In Fig. 6.25, the PCC obtained is for changes in the price of good X. Let’s now obtain the PCC for changes in the price of good Y. In Fig, 6.26, L1M1 is the consumer’s initial budget line and E1 is his initial equilibrium point. Now suppose that pY diminishes, px and M remaining constant.

Consequently, the budget line of the consumer would rotate clockwise about the point M1 to become a line like L2M1 for, now the x-intercept of the line (M/px) would remain the same and the y-intercept (M/pY) would increase. As a result, his equilibrium point would move from the point E1 on IC1 to E2 on a higher curve, IC2.

The equilibrium point moves to a higher IC because the real income of the consumer has increased on account of a ceteris paribus fall in pY. The movement in the consumer’s equilibrium point from E, to E2 represents the price-effect of a change (fall) in pY. Due to the PE, the consumer’s purchase of Y has increased and his purchase of X has decreased.

To obtain the PCC for changes in pY, now suppose that pY diminishes again. As a consequence, the consumer’s budget line would become L3M1 and his equilibrium point would move from the point E2 on IC2 to E3 on a higher curve, IC3, and the process would go on as pY falls again and again. Now join the points M1 and the equilibrium points E1, E2, E3,…, it may be called the PCC for changes in pY.

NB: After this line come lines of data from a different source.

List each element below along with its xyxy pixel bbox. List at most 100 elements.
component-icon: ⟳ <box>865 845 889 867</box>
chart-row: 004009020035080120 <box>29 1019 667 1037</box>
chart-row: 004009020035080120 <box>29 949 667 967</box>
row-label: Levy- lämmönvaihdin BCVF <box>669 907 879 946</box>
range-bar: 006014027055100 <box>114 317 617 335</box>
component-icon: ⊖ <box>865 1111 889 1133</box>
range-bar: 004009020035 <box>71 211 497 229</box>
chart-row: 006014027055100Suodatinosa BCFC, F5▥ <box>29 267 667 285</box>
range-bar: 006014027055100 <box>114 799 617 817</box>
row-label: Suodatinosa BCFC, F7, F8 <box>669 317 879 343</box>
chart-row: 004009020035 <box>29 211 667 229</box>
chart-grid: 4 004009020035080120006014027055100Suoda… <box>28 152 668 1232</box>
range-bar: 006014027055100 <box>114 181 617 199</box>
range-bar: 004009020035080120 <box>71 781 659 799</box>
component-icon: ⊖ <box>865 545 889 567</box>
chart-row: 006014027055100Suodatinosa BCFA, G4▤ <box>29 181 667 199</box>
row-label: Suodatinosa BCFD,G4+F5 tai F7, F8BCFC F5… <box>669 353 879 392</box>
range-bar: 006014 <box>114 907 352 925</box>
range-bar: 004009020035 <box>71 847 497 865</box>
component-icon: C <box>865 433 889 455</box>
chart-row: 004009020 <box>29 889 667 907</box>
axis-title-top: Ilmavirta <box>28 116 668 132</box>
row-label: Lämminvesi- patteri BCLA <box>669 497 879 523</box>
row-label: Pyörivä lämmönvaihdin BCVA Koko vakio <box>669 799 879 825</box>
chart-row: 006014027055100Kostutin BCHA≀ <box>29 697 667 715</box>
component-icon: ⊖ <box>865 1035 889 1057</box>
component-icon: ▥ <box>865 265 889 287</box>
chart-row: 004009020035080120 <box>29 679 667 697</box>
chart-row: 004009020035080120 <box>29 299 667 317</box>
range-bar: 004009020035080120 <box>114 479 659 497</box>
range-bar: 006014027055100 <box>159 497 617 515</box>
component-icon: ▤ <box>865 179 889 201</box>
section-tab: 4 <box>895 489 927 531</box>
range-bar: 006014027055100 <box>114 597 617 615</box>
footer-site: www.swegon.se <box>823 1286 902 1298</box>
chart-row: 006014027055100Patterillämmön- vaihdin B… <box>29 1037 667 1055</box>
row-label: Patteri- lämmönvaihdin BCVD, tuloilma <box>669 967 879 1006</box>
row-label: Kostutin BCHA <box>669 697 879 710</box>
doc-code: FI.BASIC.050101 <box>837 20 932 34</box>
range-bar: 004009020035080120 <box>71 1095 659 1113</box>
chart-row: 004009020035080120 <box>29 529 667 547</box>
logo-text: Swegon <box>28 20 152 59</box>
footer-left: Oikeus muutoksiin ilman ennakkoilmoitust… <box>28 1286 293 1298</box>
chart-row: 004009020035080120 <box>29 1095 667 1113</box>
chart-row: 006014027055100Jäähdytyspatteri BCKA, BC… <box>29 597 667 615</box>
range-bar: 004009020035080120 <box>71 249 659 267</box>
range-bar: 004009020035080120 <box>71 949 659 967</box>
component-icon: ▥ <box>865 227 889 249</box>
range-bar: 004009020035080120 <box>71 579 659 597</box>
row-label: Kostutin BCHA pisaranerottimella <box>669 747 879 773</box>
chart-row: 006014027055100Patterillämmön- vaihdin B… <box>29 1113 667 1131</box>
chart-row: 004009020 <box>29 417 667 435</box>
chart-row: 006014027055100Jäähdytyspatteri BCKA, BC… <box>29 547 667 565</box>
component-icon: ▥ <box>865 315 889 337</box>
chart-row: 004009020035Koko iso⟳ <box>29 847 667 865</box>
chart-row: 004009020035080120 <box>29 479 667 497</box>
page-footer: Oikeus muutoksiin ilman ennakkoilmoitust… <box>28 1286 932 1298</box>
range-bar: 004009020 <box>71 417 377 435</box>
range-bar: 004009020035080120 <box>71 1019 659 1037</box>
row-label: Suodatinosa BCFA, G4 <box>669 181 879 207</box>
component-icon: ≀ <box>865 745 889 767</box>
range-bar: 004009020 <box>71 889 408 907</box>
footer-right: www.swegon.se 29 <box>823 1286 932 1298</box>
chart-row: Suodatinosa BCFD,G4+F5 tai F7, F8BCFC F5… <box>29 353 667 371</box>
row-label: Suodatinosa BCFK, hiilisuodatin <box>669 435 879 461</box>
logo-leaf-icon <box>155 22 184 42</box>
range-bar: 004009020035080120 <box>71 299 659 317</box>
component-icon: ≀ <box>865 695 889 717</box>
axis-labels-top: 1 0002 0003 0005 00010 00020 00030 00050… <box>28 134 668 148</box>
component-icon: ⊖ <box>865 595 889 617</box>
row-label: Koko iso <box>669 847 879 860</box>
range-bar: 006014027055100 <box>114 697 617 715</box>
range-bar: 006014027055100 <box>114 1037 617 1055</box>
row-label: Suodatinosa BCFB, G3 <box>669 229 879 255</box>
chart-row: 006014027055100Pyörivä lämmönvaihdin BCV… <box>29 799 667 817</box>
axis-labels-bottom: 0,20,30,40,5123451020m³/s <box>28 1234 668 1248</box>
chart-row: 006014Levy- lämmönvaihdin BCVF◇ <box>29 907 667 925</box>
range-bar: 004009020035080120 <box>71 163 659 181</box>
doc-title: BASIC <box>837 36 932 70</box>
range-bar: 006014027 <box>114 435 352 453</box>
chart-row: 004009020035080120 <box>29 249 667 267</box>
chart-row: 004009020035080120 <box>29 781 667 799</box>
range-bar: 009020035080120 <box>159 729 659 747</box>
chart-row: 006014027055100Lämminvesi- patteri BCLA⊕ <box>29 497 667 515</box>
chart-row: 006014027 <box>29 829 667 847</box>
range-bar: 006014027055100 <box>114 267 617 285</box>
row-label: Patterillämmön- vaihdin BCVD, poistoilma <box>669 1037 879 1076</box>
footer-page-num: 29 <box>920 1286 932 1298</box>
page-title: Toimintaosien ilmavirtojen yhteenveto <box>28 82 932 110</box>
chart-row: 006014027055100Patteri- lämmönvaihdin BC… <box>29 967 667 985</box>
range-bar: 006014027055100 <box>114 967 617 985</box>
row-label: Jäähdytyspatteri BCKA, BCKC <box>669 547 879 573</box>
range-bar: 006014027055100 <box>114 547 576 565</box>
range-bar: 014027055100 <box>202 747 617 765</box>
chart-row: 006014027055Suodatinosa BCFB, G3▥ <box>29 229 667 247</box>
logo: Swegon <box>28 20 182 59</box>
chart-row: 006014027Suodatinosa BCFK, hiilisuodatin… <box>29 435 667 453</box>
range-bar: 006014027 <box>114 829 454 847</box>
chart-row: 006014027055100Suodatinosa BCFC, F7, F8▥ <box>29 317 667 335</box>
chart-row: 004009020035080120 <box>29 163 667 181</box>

Note that like L1 in the earlier case, the point M1 has been taken to be a point on the PCC in Fig. 6.26. This is because M1 is the limiting position of the consumer’s equilibrium point as pY rises.

As pY rises indefinitely, the equilibrium point would be moving from … to E3 to E2 to E1 and so on, and the consumer’s purchase of Y would diminish and tend to zero and his purchase of X would increase and tend to become equal to OM1 i.e., the consumer’s equi­librium combination would approach the point M1(OM1, 0), and his budget line would tend to become the horizontal line OM1.